Question

the angle of elevation from point a on the ground to the top of a water tower is 30°. from point b, which is 10 m closer to the tower than point a, the angle of elevation is 45°. determine the height of the water tower. include a diagram in your answer.

Explanation:

Step1: Set up variables

Let the height of the water - tower be $h$ meters and the distance from point $B$ to the base of the water - tower be $x$ meters.

Step2: Use tangent function for point B

Since the angle of elevation from point $B$ is $45^{\circ}$, we know that $\tan45^{\circ}=\frac{h}{x}$. Since $\tan45^{\circ}=1$, we have $h = x$.

Step3: Use tangent function for point A

The distance from point $A$ to the base of the water - tower is $(x + 10)$ meters. The angle of elevation from point $A$ is $30^{\circ}$. So, $\tan30^{\circ}=\frac{h}{x + 10}$. Since $\tan30^{\circ}=\frac{1}{\sqrt{3}}$, we get $\frac{1}{\sqrt{3}}=\frac{h}{h + 10}$ (because $x = h$).

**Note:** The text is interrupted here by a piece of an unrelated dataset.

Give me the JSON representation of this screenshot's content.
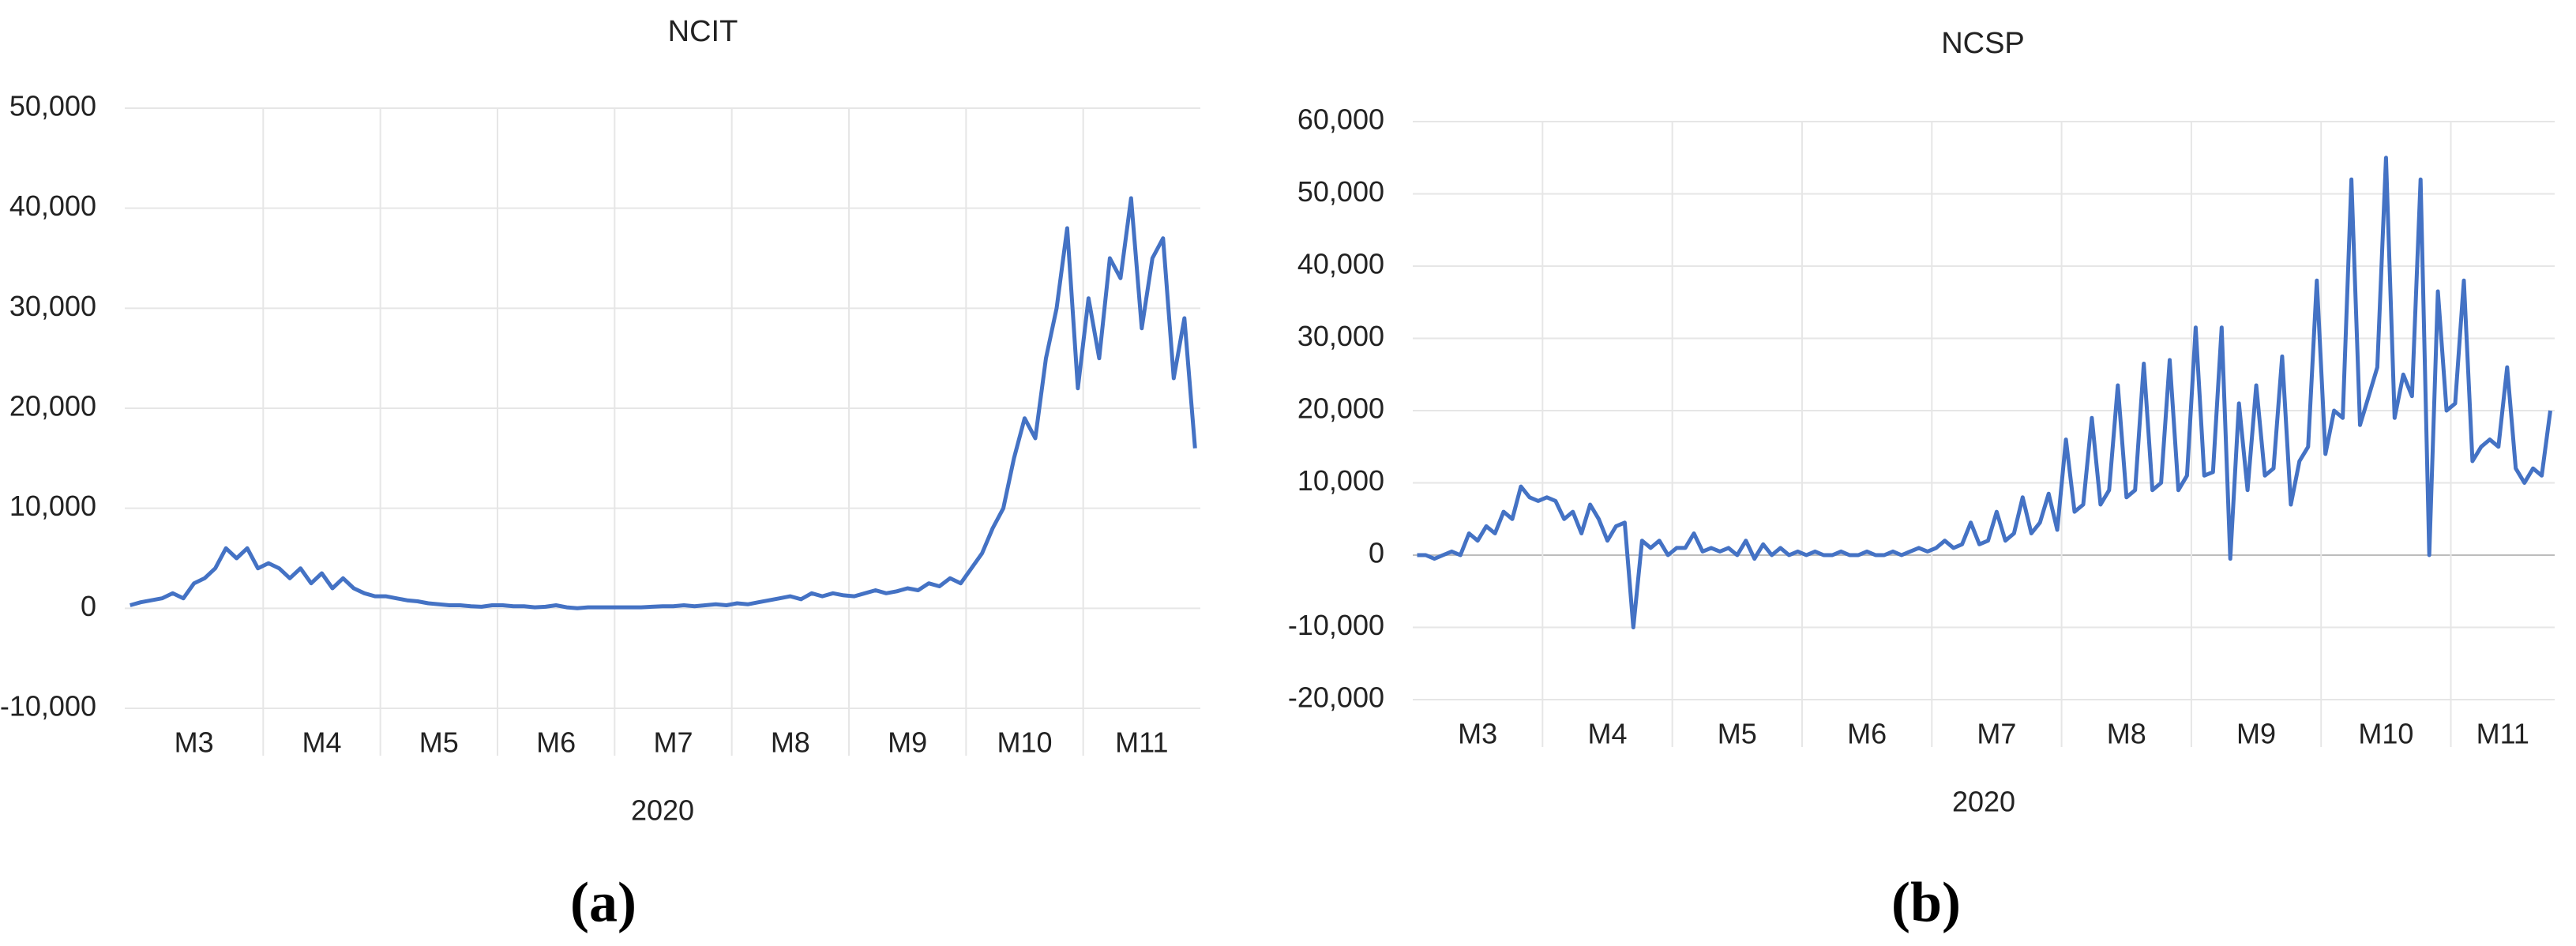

Step4: Cross - multiply and solve for h

Cross - multiplying the equation $\frac{1}{\sqrt{3}}=\frac{h}{h + 10}$ gives $h + 10=h\sqrt{3}$.
Rearranging the terms: $h\sqrt{3}-h = 10$.
Factor out $h$: $h(\sqrt{3}-1)=10$.
Then $h=\frac{10}{\sqrt{3}-1}$.
Rationalize the denominator: $h=\frac{10(\sqrt{3}+1)}{(\sqrt{3}-1)(\sqrt{3}+1)}$.
Since $(\sqrt{3}-1)(\sqrt{3}+1)=3 - 1=2$, we have $h = 5(\sqrt{3}+1)\approx5(1.732 + 1)=5\times2.732 = 13.66$ meters.

Answer:

$h = 5(1+\sqrt{3})\text{ m}\approx13.66\text{ m}$